Sytuacja całkowicie uległa zmianie po tym, jak stanowisko szkoleniowca w FC Sankt Gallen przejął Joe Zinnbauer. Janjatović całkowicie wypadł z łask i w efekcie stracił miejsce w pierwszym składzie. Ani jedna ze stron nie zabrała głosu w sprawie – pojawiały się tylko krótkie, zdawkowe komunikaty, które tak naprawdę nic nie mówiły o sednie konfliktu. Tak, jakby obaj zainteresowani umówili się co do wersji wydarzeń. Piłkarz w rozmowie z srf.ch przyznał, że odkąd w klubie zmienił się trener, coś dla niego po prostu przestało działać. Mieliśmy zupełnie inne koncepcje, za każdym razem szybko ucinał temat. Podobnie wyglądały wypowiedzi Zinnbauera: Po prostu prezentowaliśmy inne spojrzenie. Janjatović równie dobrze mógł być naszym najlepszym zawodnikiem, ale przecież nie zawsze dwie filozofie muszą do siebie pasować. Nigdy nie padło żadne złe słowo, podkreślał w wypowiedzi dla tagblatt.ch. Ponoć szkoleniowiec był cierpliwy aż do zimowej przerwy – czekał aż pomocnik zaprezentuje mu inną wersję siebie. Tak się nie stało. Między wierszami dało się odczytać, że Janjatović był zbyt dużym indywidualistą i za żadne skarby nie dało mu się czegokolwiek zasugerować (podobny problem był z Gotalem, byłym piłkarzem Piasta Gliwice). Jakby pobyt w Getafe niczego go nie nauczył…

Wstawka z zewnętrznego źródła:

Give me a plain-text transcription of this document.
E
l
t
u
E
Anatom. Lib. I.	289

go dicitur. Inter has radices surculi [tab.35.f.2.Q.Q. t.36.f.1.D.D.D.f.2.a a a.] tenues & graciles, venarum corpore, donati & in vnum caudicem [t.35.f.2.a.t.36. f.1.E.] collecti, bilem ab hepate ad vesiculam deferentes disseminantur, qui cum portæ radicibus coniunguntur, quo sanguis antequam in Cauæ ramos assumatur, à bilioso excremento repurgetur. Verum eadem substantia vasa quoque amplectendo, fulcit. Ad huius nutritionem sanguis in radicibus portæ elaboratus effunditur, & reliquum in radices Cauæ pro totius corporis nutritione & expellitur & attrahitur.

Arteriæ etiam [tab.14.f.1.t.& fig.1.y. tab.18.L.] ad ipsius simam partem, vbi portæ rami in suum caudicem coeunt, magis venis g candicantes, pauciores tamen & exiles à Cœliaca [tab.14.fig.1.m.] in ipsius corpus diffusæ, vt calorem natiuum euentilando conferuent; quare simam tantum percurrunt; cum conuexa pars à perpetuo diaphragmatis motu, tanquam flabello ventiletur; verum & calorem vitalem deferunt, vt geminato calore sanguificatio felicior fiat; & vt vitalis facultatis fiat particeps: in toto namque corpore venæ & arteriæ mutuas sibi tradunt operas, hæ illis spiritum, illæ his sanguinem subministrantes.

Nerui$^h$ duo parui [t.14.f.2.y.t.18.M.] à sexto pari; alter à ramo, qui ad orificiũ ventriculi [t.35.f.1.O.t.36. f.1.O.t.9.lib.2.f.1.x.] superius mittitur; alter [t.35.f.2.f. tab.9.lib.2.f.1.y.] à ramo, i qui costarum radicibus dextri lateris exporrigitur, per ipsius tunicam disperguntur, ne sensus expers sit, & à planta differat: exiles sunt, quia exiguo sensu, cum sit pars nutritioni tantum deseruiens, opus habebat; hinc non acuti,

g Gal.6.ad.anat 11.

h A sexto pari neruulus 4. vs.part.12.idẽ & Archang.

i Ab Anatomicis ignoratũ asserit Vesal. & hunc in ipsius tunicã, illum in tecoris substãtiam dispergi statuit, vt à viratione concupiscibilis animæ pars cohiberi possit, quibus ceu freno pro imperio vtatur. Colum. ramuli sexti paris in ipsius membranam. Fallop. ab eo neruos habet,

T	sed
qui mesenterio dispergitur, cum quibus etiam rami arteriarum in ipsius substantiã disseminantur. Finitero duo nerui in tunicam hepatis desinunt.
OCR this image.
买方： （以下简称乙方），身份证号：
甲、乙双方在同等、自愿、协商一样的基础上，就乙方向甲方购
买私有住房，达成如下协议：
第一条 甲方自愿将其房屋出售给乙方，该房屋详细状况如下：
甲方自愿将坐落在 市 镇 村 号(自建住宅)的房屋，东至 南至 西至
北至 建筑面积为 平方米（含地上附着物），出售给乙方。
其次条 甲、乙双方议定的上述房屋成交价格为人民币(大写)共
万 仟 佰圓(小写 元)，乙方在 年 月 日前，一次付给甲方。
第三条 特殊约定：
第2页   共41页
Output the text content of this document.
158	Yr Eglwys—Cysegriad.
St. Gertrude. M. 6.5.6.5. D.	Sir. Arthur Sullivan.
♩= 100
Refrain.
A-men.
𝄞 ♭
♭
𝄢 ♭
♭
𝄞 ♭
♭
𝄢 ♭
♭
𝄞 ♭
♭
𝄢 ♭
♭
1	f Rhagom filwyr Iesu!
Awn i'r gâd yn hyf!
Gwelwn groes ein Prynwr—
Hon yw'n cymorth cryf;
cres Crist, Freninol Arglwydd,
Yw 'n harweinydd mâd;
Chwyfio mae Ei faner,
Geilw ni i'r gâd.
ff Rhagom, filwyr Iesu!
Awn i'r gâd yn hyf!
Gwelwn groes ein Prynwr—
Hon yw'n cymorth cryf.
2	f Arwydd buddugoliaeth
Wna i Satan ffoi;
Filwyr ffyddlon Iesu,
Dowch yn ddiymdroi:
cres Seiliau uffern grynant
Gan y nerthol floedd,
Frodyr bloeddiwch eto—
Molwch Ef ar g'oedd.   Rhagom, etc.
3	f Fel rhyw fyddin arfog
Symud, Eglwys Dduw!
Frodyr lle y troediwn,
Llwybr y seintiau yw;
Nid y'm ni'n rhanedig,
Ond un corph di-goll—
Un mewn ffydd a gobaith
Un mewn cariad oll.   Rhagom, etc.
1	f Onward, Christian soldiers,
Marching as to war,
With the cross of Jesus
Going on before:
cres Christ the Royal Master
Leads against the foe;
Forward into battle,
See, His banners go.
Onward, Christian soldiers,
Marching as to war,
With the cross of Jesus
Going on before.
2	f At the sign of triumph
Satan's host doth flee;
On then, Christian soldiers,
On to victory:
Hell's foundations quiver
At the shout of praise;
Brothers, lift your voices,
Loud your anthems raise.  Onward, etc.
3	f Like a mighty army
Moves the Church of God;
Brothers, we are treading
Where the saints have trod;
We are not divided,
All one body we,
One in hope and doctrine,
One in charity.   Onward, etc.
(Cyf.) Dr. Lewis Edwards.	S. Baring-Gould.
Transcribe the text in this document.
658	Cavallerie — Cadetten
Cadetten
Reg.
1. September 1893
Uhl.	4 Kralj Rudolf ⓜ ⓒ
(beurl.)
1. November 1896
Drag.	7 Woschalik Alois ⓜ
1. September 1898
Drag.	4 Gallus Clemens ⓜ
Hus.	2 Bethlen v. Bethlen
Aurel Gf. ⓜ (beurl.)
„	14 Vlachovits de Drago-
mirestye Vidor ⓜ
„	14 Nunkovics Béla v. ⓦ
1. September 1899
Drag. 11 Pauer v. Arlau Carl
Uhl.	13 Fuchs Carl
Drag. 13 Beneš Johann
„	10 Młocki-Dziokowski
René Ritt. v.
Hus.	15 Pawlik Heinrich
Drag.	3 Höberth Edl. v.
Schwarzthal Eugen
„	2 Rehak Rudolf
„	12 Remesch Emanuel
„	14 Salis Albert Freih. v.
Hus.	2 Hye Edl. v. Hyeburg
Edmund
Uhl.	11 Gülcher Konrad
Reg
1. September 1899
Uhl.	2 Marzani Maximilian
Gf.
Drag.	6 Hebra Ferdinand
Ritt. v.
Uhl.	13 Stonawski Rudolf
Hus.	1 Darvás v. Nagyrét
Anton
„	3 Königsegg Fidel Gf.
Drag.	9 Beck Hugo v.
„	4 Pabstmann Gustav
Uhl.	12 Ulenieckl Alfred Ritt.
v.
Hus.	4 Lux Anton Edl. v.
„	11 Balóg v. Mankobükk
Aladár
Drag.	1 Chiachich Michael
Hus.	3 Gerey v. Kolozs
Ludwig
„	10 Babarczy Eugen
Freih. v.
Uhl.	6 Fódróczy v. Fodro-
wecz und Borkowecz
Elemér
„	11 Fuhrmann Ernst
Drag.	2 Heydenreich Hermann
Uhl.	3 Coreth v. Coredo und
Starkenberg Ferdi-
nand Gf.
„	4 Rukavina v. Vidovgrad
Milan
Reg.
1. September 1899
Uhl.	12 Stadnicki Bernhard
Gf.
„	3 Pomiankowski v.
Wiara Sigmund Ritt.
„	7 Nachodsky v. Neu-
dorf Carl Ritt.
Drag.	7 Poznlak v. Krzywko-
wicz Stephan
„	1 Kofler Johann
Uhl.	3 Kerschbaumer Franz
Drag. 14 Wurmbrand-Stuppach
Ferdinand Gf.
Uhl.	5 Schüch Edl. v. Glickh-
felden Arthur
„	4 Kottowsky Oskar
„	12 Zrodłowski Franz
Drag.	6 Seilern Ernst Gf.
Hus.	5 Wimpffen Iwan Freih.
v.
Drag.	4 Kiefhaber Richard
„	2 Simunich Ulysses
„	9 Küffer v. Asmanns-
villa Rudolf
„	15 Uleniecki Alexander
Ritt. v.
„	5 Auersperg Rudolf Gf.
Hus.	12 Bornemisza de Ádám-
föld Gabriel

Historia powtórzyła się w Vaduz, które również wyciągnęło do niego pomocną dłoń, gdzie zanotował bardzo udany początek, a później jego sytuacja stopniowo się pogarszała. Fenomenalne trafienie w meczu z FC Luzern było jednym z ostatnich zrywów pomocnika w Szwajcarii. Doznał kontuzji mięśnia prawego uda, która okazała się być na tyle poważna, że miała jeszcze powrócić w styczniu następnego roku. Żeby tego było mało w niewielkim odstępie czasu u jego kilkumiesięcznej córeczki wykryto bardzo poważną wadę serca. Piłkarz kursował na linii klub-szpital, był zmęczony zarówno fizycznie, jak i psychicznie. Trudno się dziwić, rodzina była dla niego ważniejsza od piłki. Lekarzom nie udało się pomóc dziewczynce, Janjatović pochował ją niecałe pół roku temu. Na ten temat wypowiedział się nawet jego były szkoleniowiec, Giorgio Contini: Dejan jest niesamowicie wrażliwą osobą. Potrzebuje kogoś, kto go zaakceptuje. Jest bardzo zdolnym zawodnikiem. Życzę mu, żeby ktoś go wyciągnął z dołka, w którym się znalazł… (fm1today.ch). Umowa nie została przedłużona, został bez klubu.

Mogłem zostać w Vaduz, ale chciałem spróbować czegoś innego, może w innym kraju. Pojawił się mglisty temat gry w Aarau, ale ostatecznie żadna konkretna oferta się nie pojawiła, wspominał. Ponad półroczna przerwa od piłki dała mu mocno w kość, ale pewnie pozwoliła poukładać dręczące kwestie. Teraz zaczyna od nowa, z czystą kartą. Janjatović po raz kolejny zaufał losowi i spróbuje swoich sił w Niecieczy. Kto wie, może tym razem historia znowu zatoczy koło, a on faktycznie wniesie jakość i tchnie duszę w grę drużyny. Pewnego dnia ponownie pokusi się o potężne uderzenie z kilkudziesięciu metrów…

Zobacz wideo
Więcej o:
Copyright © Gazeta.pl sp. z o.o.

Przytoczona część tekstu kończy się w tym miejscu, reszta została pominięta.